La proliferación de desastres naturales relacionados con el calentamiento global que afecta al planeta pone de relieve la urgencia de lograr consensos gubernamentales sólidos y significativos en materia ambiental. Sin embargo, el fracaso de la pasada cumbre sobre cambio climático celebrada en Copenhague, Dinamarca –que concitó muchas esperanzas y concluyó sin compromisos ni medidas vinculantes–, ha exhibido de nueva cuenta una persistente falta de voluntad de los países industrializados –con Estados Unidos a la cabeza– para cumplir con su responsabilidad de frenar las emisiones de gases de efecto invernadero, causantes, a decir de la mayor parte de la comunidad científica internacional, del calentamiento global.
A esta falta de disposición se suma la aplicación de meros paliativos, que en nada ayudan a revertir el fenómeno. Un ejemplo de ello es el anuncio, realizado por la Convención de Naciones Unidas sobre el Cambio Climático esta misma semana, de entregar una primera parte de los fondos de adaptación ante el calentamiento global –unos 21.8 millones de dólares– a Nicaragua, Senegal, Islas Salomón y el propio Pakistán. El mensaje insoslayable detrás de esta medida es que se prefiere preparar a las naciones vulnerables ante los efectos del cambio climático en vez de combatir sus causas originarias.
La consideración anterior es consecuente con la tendencia de los gobiernos poderosos a presionar a las naciones menos desarrolladas para obligarlas a cargar con el peso de la contaminación mundial. Tales actitudes se explican como parte del empeño de los principales causantes del cambio climático en defender el actual modelo de derroche energético y preservar la irracionalidad y el carácter depredador de la economía en su presente configuración internacional, que privilegia la ganancia monetaria sobre toda otra consideración, incluida la viabilidad y la supervivencia de la especie.
Por fortuna, en años recientes el mundo ha asistido a la configuración y articulación de visiones alternativas en materia del cambio climático, que abogan por la atención de las causas estructurales de la crisis ambiental que se desarrolla en la actualidad, empezando por la sobrexplotación y mercantilización de los recursos naturales. Esas expresiones, que recién encontraron un punto de encuentro durante la Conferencia Mundial de los Pueblos sobre Cambio Climático que se celebró en Cochabamba, Bolivia, en abril pasado, constituyen un factor de esperanza y de posibles soluciones frente a la política ambiental que ha dominado hasta ahora a escala internacional, y con resultados desastrosos, según puede apreciarse.

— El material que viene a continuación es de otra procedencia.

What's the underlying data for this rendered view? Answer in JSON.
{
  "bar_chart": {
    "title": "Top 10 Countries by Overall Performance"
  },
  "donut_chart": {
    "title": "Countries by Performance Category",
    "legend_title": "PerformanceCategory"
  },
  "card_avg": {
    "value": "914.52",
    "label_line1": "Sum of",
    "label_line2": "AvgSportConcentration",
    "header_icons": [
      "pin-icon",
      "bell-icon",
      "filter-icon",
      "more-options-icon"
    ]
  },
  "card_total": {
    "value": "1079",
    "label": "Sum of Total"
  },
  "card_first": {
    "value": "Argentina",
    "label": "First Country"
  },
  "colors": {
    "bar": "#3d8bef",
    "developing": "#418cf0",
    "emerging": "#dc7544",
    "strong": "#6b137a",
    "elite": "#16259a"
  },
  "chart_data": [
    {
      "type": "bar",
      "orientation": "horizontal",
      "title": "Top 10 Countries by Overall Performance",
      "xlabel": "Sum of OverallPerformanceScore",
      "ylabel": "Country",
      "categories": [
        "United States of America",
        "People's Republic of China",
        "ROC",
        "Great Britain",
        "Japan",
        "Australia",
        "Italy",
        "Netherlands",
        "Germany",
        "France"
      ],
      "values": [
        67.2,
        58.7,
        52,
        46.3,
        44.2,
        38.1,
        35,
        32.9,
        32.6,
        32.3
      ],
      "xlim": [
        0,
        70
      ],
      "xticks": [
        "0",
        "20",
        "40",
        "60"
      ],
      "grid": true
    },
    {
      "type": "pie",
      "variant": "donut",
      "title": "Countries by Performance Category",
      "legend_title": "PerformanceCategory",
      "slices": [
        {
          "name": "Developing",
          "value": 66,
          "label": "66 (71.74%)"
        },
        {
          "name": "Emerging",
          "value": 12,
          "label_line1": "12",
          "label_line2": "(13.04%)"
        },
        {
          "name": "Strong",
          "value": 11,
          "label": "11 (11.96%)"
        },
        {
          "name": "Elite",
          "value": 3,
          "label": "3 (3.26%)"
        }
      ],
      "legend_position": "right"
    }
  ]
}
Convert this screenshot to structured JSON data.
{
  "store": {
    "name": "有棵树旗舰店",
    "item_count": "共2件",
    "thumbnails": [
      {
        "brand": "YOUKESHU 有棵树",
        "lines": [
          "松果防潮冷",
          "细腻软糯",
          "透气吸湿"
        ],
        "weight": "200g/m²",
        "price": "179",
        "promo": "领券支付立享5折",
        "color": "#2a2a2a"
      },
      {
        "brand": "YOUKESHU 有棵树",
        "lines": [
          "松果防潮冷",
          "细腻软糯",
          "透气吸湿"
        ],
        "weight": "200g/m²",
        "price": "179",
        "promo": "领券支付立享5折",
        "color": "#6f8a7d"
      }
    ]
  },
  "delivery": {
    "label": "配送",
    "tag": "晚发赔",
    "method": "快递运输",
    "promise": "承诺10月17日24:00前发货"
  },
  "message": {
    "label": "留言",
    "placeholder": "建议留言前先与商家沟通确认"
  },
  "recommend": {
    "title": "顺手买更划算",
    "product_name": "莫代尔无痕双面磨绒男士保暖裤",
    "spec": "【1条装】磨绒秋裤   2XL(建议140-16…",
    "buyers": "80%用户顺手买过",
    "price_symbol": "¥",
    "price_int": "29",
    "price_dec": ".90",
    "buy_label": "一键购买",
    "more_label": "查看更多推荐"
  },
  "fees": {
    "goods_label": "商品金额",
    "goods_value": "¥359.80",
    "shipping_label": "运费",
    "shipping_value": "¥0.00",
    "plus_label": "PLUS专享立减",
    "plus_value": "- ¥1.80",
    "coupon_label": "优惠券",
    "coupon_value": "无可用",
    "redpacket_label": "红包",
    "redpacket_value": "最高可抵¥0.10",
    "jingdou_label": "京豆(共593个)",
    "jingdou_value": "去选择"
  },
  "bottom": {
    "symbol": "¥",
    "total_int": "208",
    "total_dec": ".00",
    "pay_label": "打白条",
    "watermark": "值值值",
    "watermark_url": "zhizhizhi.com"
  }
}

Corresponderá a nuestro país –cuya población ha sufrido en carne propia los efectos del cambio climático y la devastación ambiental– albergar, en diciembre próximo, en Cancún, a los representantes de estas dos posiciones en materia ambiental, y cabe hacer votos por que en esa reunión surjan medidas concretas y vinculantes sobre limitaciones a la emisión de gases de efecto invernadero y compromisos efectivos con las naciones pobres que resultarán, o ya lo están, afectadas por el calentamiento global.